Il était une fois un sorcier entouré d’une grande foule, devant laquelle il exécutait ses tours et faisait ses prodiges. Entre autres choses, il fit avancer un coq, qui avait une énorme poutre sur le dos et qui la portait aussi facilement qu’un fétu de paille. Mais il y avait là une jeune fille qui venait de trouver un trèfle à quatre feuilles et qui, grâce à cela, possédait un esprit de sagesse et ne pouvait être suggestionnée, ni sujette aux fantasmagories. Voyant donc que la poutre n’était, en réalité, qu’un brin de paille, elle s’écria.- « Braves gens ! Ne voyez-vous pas que c’est un simple bout de paille et non pas une poutre que porte le coq ? » Le prestige s’évanouit aussitôt, et tous les gens virent effectivement les choses telles qu’elles étaient, de sorte que le sorcier fut couvert d’injures et chassé honteusement. « Attends un peu, se dit-il en contenant difficilement sa colère, je saurai bien me venger, et plus tôt que tu ne penses ! » À quelque temps de là, la jeune fille fêtait ses noces et s’acheminait vers l’église, en grande toilette, à la tête du cortège nuptial, coupant à travers champs. Tout à coup, le cortège fut arrêté par un ruisseau dont les eaux s’étaient gonflées et sur lequel il n’y avait ni pont, ni passerelle. La fiancée n’hésita pas et releva ses jupes d’un geste leste, s’avançant pour traverser. Elle allait mettre le pied dans l’eau quand un grand rire éclata à côté d’elle, suivi d’une voix moqueuse qui lui disait : « Alors, tu ne vois donc pas clair ? Qu’as-tu fait de tes yeux pour voir de l’eau où il n’y en a pas ? » C’était le sorcier, dont les paroles eurent pour effet de dessiller les yeux de la mariée, qui se vit soudain les jupes haut levées, au beau milieu d’un champ de lin fleuri, d’un bleu tendre et beau. Toute la noce se moqua d’elle et la mit en fuite, à son tour, sous les quolibets et les sarcasmes.

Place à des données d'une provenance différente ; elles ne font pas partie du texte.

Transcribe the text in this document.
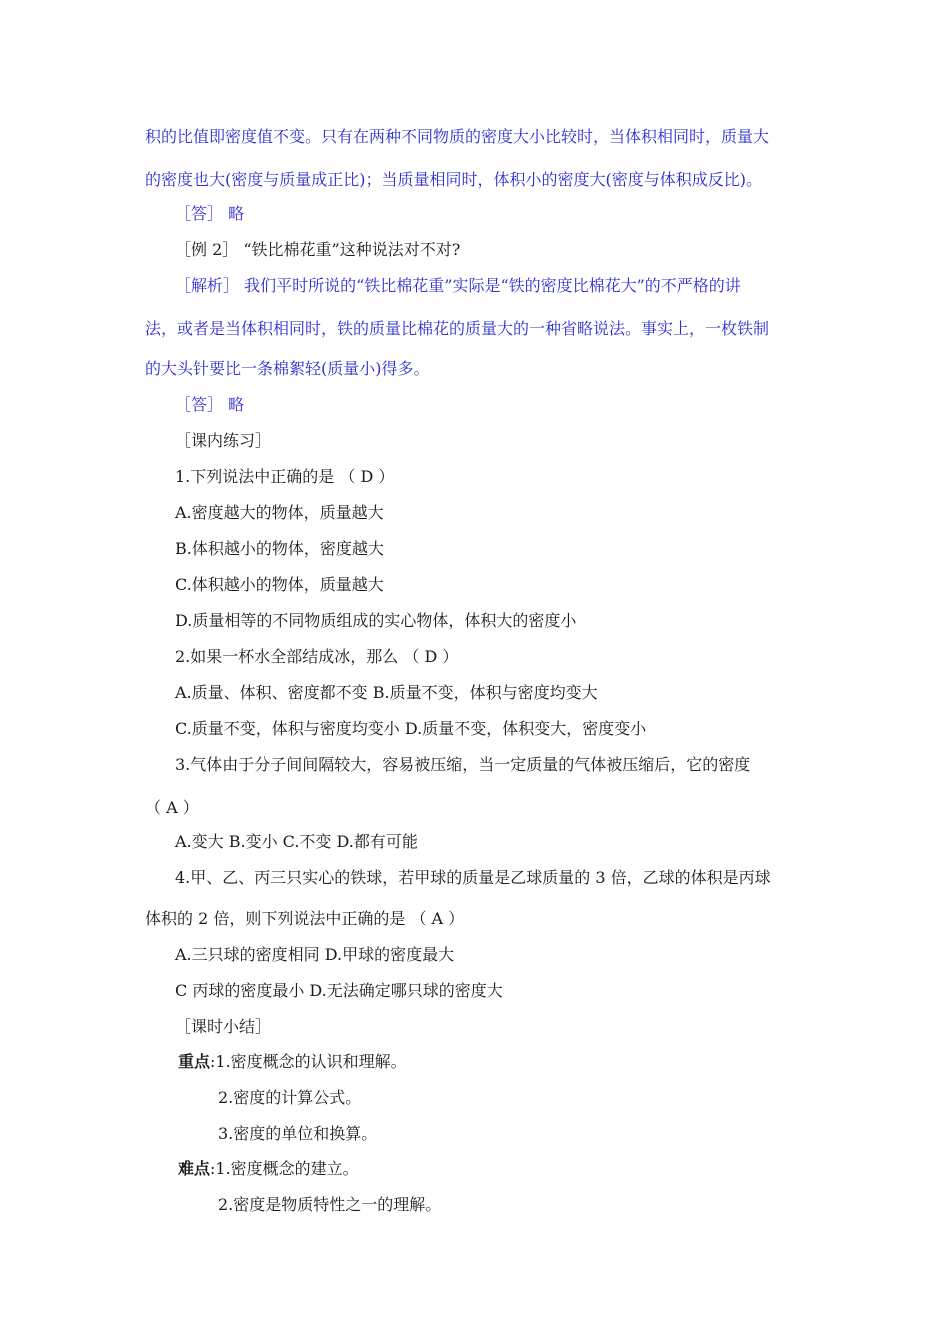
积的比值即密度值不变。只有在两种不同物质的密度大小比较时，当体积相同时，质量大
的密度也大(密度与质量成正比)；当质量相同时，体积小的密度大(密度与体积成反比)。
［答］ 略
［例 2］ “铁比棉花重”这种说法对不对?
［解析］ 我们平时所说的“铁比棉花重”实际是“铁的密度比棉花大”的不严格的讲
法，或者是当体积相同时，铁的质量比棉花的质量大的一种省略说法。事实上，一枚铁制
的大头针要比一条棉絮轻(质量小)得多。
［答］ 略
［课内练习］
1.下列说法中正确的是 （ D ）
A.密度越大的物体，质量越大
B.体积越小的物体，密度越大
C.体积越小的物体，质量越大
D.质量相等的不同物质组成的实心物体，体积大的密度小
2.如果一杯水全部结成冰，那么 （ D ）
A.质量、体积、密度都不变 B.质量不变，体积与密度均变大
C.质量不变，体积与密度均变小 D.质量不变，体积变大，密度变小
3.气体由于分子间间隔较大，容易被压缩，当一定质量的气体被压缩后，它的密度
（ A ）
A.变大 B.变小 C.不变 D.都有可能
4.甲、乙、丙三只实心的铁球，若甲球的质量是乙球质量的 3 倍，乙球的体积是丙球
体积的 2 倍，则下列说法中正确的是 （ A ）
A.三只球的密度相同 D.甲球的密度最大
C 丙球的密度最小 D.无法确定哪只球的密度大
［课时小结］
重点:1.密度概念的认识和理解。
2.密度的计算公式。
3.密度的单位和换算。
难点:1.密度概念的建立。
2.密度是物质特性之一的理解。
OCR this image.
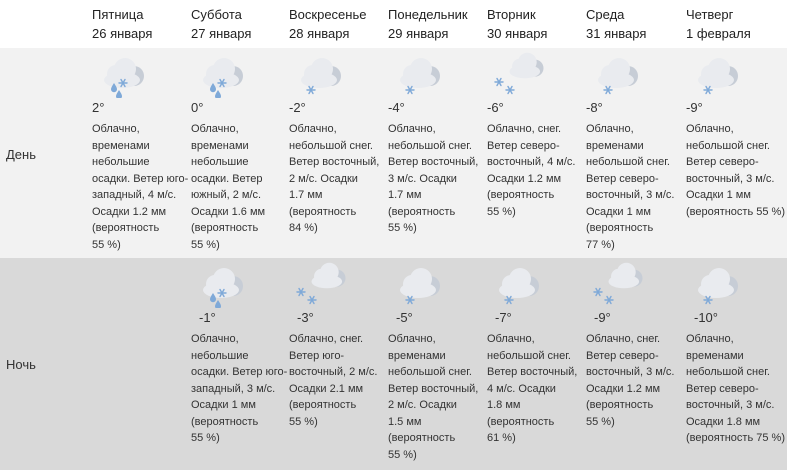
День
Ночь
Пятница
26 января
2°
Облачно,
временами
небольшие
осадки. Ветер юго-
западный, 4 м/с.
Осадки 1.2 мм
(вероятность
55 %)
Суббота
27 января
0°
Облачно,
временами
небольшие
осадки. Ветер
южный, 2 м/с.
Осадки 1.6 мм
(вероятность
55 %)
-1°
Облачно,
небольшие
осадки. Ветер юго-
западный, 3 м/с.
Осадки 1 мм
(вероятность
55 %)
Воскресенье
28 января
-2°
Облачно,
небольшой снег.
Ветер восточный,
2 м/с. Осадки
1.7 мм
(вероятность
84 %)
-3°
Облачно, снег.
Ветер юго-
восточный, 2 м/с.
Осадки 2.1 мм
(вероятность
55 %)
Понедельник
29 января
-4°
Облачно,
небольшой снег.
Ветер восточный,
3 м/с. Осадки
1.7 мм
(вероятность
55 %)
-5°
Облачно,
временами
небольшой снег.
Ветер восточный,
2 м/с. Осадки
1.5 мм
(вероятность
55 %)
Вторник
30 января
-6°
Облачно, снег.
Ветер северо-
восточный, 4 м/с.
Осадки 1.2 мм
(вероятность
55 %)
-7°
Облачно,
небольшой снег.
Ветер восточный,
4 м/с. Осадки
1.8 мм
(вероятность
61 %)
Среда
31 января
-8°
Облачно,
временами
небольшой снег.
Ветер северо-
восточный, 3 м/с.
Осадки 1 мм
(вероятность
77 %)
-9°
Облачно, снег.
Ветер северо-
восточный, 3 м/с.
Осадки 1.2 мм
(вероятность
55 %)
Четверг
1 февраля
-9°
Облачно,
небольшой снег.
Ветер северо-
восточный, 3 м/с.
Осадки 1 мм
(вероятность 55 %)
-10°
Облачно,
временами
небольшой снег.
Ветер северо-
восточный, 3 м/с.
Осадки 1.8 мм
(вероятность 75 %)
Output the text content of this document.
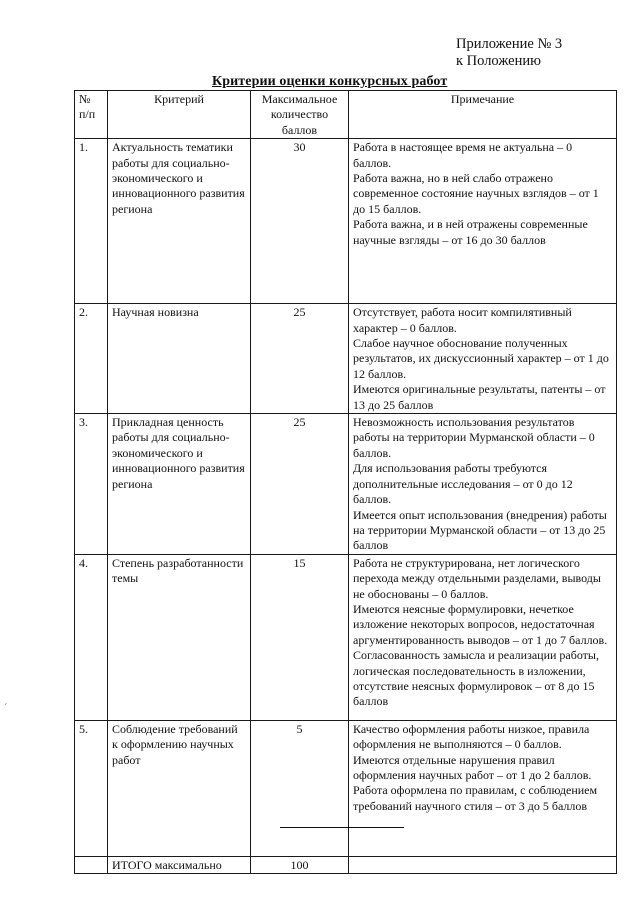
Приложение № 3
к Положению
Критерии оценки конкурсных работ
№ п/п	Критерий	Максимальное количество баллов	Примечание
1.	Актуальность тематики работы для социально-экономического и инновационного развития региона	30	Работа в настоящее время не актуальна – 0 баллов.
Работа важна, но в ней слабо отражено современное состояние научных взглядов – от 1 до 15 баллов.
Работа важна, и в ней отражены современные научные взгляды – от 16 до 30 баллов

2.	Научная новизна	25	Отсутствует, работа носит компилятивный характер – 0 баллов.
Слабое научное обоснование полученных результатов, их дискуссионный характер – от 1 до 12 баллов.
Имеются оригинальные результаты, патенты – от 13 до 25 баллов

3.	Прикладная ценность работы для социально-экономического и инновационного развития региона	25	Невозможность использования результатов работы на территории Мурманской области – 0 баллов.
Для использования работы требуются дополнительные исследования – от 0 до 12 баллов.
Имеется опыт использования (внедрения) работы на территории Мурманской области – от 13 до 25 баллов

4.	Степень разработанности темы	15	Работа не структурирована, нет логического перехода между отдельными разделами, выводы не обоснованы – 0 баллов.
Имеются неясные формулировки, нечеткое изложение некоторых вопросов, недостаточная аргументированность выводов – от 1 до 7 баллов.
Согласованность замысла и реализации работы, логическая последовательность в изложении, отсутствие неясных формулировок – от 8 до 15 баллов

5.	Соблюдение требований к оформлению научных работ	5	Качество оформления работы низкое, правила оформления не выполняются – 0 баллов.
Имеются отдельные нарушения правил оформления научных работ – от 1 до 2 баллов.
Работа оформлена по правилам, с соблюдением требований научного стиля – от 3 до 5 баллов

	ИТОГО максимально	100	
´
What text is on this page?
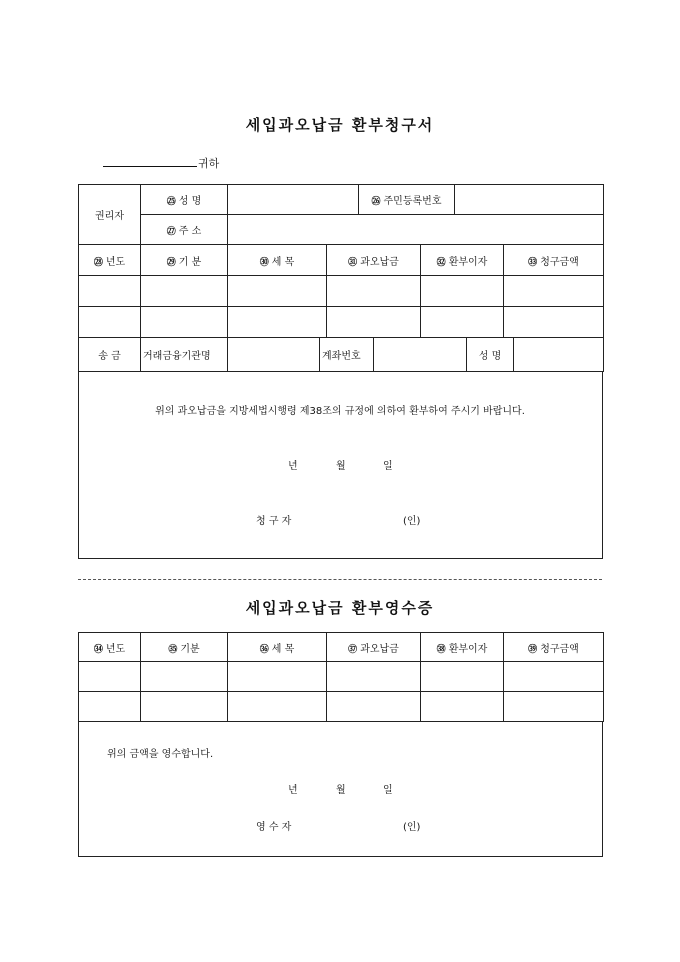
세입과오납금 환부청구서
귀하
권리자	㉕ 성 명		㉖ 주민등록번호	
	㉗ 주 소			
㉘ 년도	㉙ 기 분	㉚ 세 목	㉛ 과오납금	㉜ 환부이자	㉝ 청구금액

송 금	거래금융기관명		계좌번호		성 명	
위의 과오납금을 지방세법시행령 제38조의 규정에 의하여 환부하여 주시기 바랍니다.
년	월	일
청 구 자	(인)
세입과오납금 환부영수증
㉞ 년도	㉟ 기분	㊱ 세 목	㊲ 과오납금	㊳ 환부이자	㊴ 청구금액

위의 금액을 영수합니다.
년	월	일
영 수 자	(인)
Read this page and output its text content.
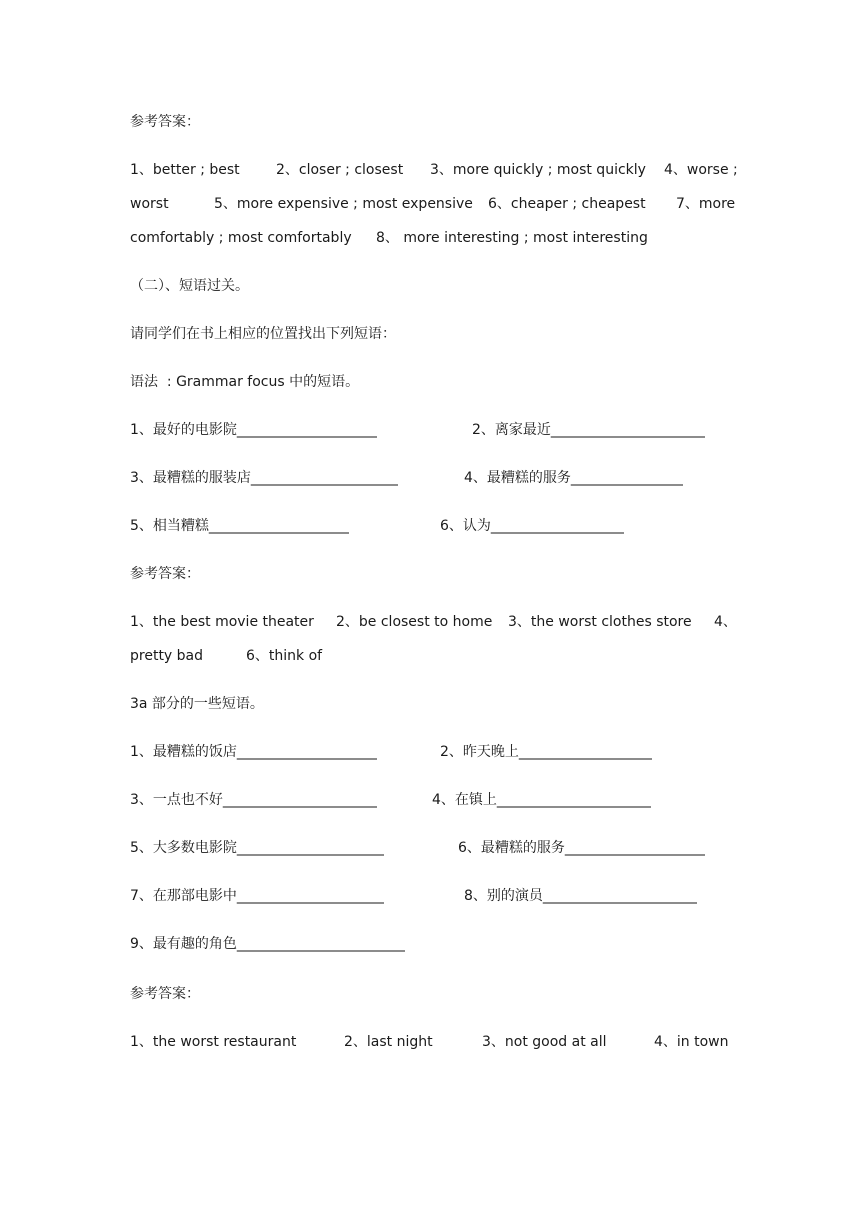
参考答案：
1、better ; best	2、closer ; closest 3、more quickly ; most quickly 4、worse ;
worst	5、more expensive ; most expensive 6、cheaper ; cheapest 7、more
comfortably ; most comfortably 8、 more interesting ; most interesting
（二）、短语过关。
请同学们在书上相应的位置找出下列短语：
语法  : Grammar focus 中的短语。
1、最好的电影院____________________	2、离家最近______________________
3、最糟糕的服装店_____________________	4、最糟糕的服务________________
5、相当糟糕____________________	6、认为___________________
参考答案：
1、the best movie theater 2、be closest to home 3、the worst clothes store 4、
pretty bad	6、think of
3a 部分的一些短语。
1、最糟糕的饭店____________________	2、昨天晚上___________________
3、一点也不好______________________	4、在镇上______________________
5、大多数电影院_____________________	6、最糟糕的服务____________________
7、在那部电影中_____________________	8、别的演员______________________
9、最有趣的角色________________________
参考答案：
1、the worst restaurant	2、last night	3、not good at all	4、in town
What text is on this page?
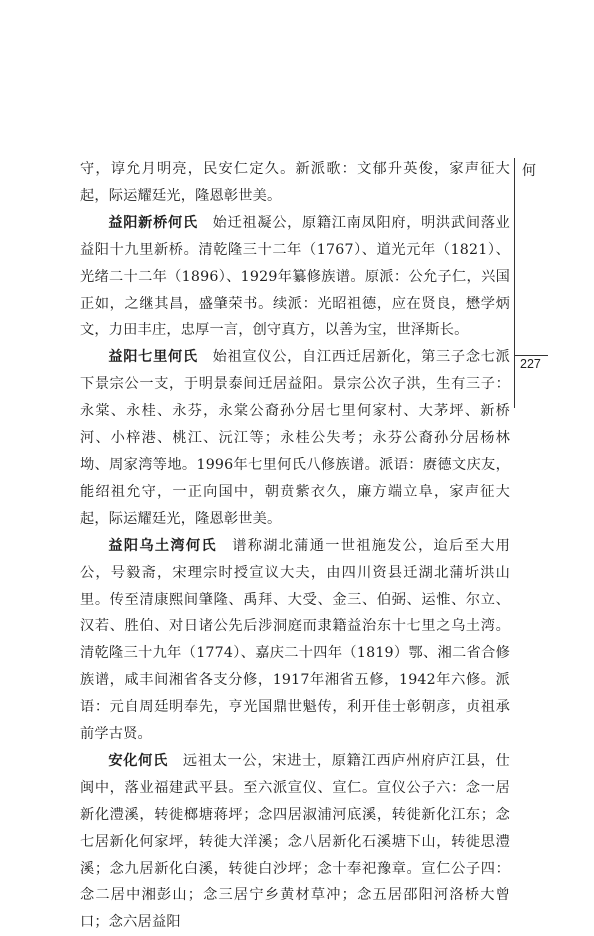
守，谆允月明亮，民安仁定久。新派歌：文郁升英俊，家声征大起，际运耀廷光，隆恩彰世美。

益阳新桥何氏  始迁祖凝公，原籍江南凤阳府，明洪武间落业益阳十九里新桥。清乾隆三十二年（1767）、道光元年（1821）、光绪二十二年（1896）、1929年纂修族谱。原派：公允子仁，兴国正如，之继其昌，盛肇荣书。续派：光昭祖德，应在贤良，懋学炳文，力田丰庄，忠厚一言，创守真方，以善为宝，世泽斯长。

益阳七里何氏  始祖宣仪公，自江西迁居新化，第三子念七派下景宗公一支，于明景泰间迁居益阳。景宗公次子洪，生有三子：永棠、永桂、永芬，永棠公裔孙分居七里何家村、大茅坪、新桥河、小梓港、桃江、沅江等；永桂公失考；永芬公裔孙分居杨林坳、周家湾等地。1996年七里何氏八修族谱。派语：赓德文庆友，能绍祖允守，一正向国中，朝贲紫衣久，廉方端立阜，家声征大起，际运耀廷光，隆恩彰世美。

益阳乌土湾何氏  谱称湖北蒲通一世祖施发公，迨后至大用公，号毅斋，宋理宗时授宣议大夫，由四川资县迁湖北蒲圻洪山里。传至清康熙间肇隆、禹拜、大受、金三、伯弼、运惟、尔立、汉若、胜伯、对日诸公先后涉洞庭而隶籍益治东十七里之乌土湾。清乾隆三十九年（1774）、嘉庆二十四年（1819）鄂、湘二省合修族谱，咸丰间湘省各支分修，1917年湘省五修，1942年六修。派语：元自周廷明奉先，亨光国鼎世魁传，利开佳士彰朝彦，贞祖承前学古贤。

安化何氏  远祖太一公，宋进士，原籍江西庐州府庐江县，仕闽中，落业福建武平县。至六派宣仪、宣仁。宣仪公子六：念一居新化澧溪，转徙榔塘蒋坪；念四居淑浦河底溪，转徙新化江东；念七居新化何家坪，转徙大洋溪；念八居新化石溪塘下山，转徙思澧溪；念九居新化白溪，转徙白沙坪；念十奉祀豫章。宣仁公子四：念二居中湘彭山；念三居宁乡黄材草冲；念五居邵阳河洛桥大曾口；念六居益阳

何
227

Chapitre 16 Le Pêcheur et sa femme
Il y avait une fois un pêcheur et sa femme ; ils vivaient dans une misérable hutte près du bord de la mer. Le pêcheur, qui se nommait Pierre, allait tous les jours jeter son hameçon, mais il restait souvent bien des heures avant de prendre quelque poisson.
Un jour qu’il se tenait sur la plage, regardant sans cesse les mouvements du hameçon, voilà qu’il le voit disparaître et aller au fond ; il tire, et au bout de la ligne se montre un gros cabillaud.
– Je t’en supplie, dit l’animal, laisse-moi la vie, je ne suis pas un vrai poisson, mais bien un prince enchanté. Relâche-moi, je t’en prie ; rends-moi la liberté, le seul bien qui me reste.
– Pas besoin de tant de paroles, répondit le brave Pierre. Un poisson, qui sait parler, il mérite bien qu’on le laisse nager à son aise.
Et il détacha la bête, qui s’enfuit de nouveau au fond de l’eau, laissant derrière elle une traînée de sang. De retour dans sa cahute, il raconta à sa femme quel beau poisson il avait pris et comment il lui avait rendu la liberté.
– Et tu ne lui as rien demandé en retour ? dit la femme.
– Mais non, qu’aurais-je donc dû souhaiter ? répondit Pierre.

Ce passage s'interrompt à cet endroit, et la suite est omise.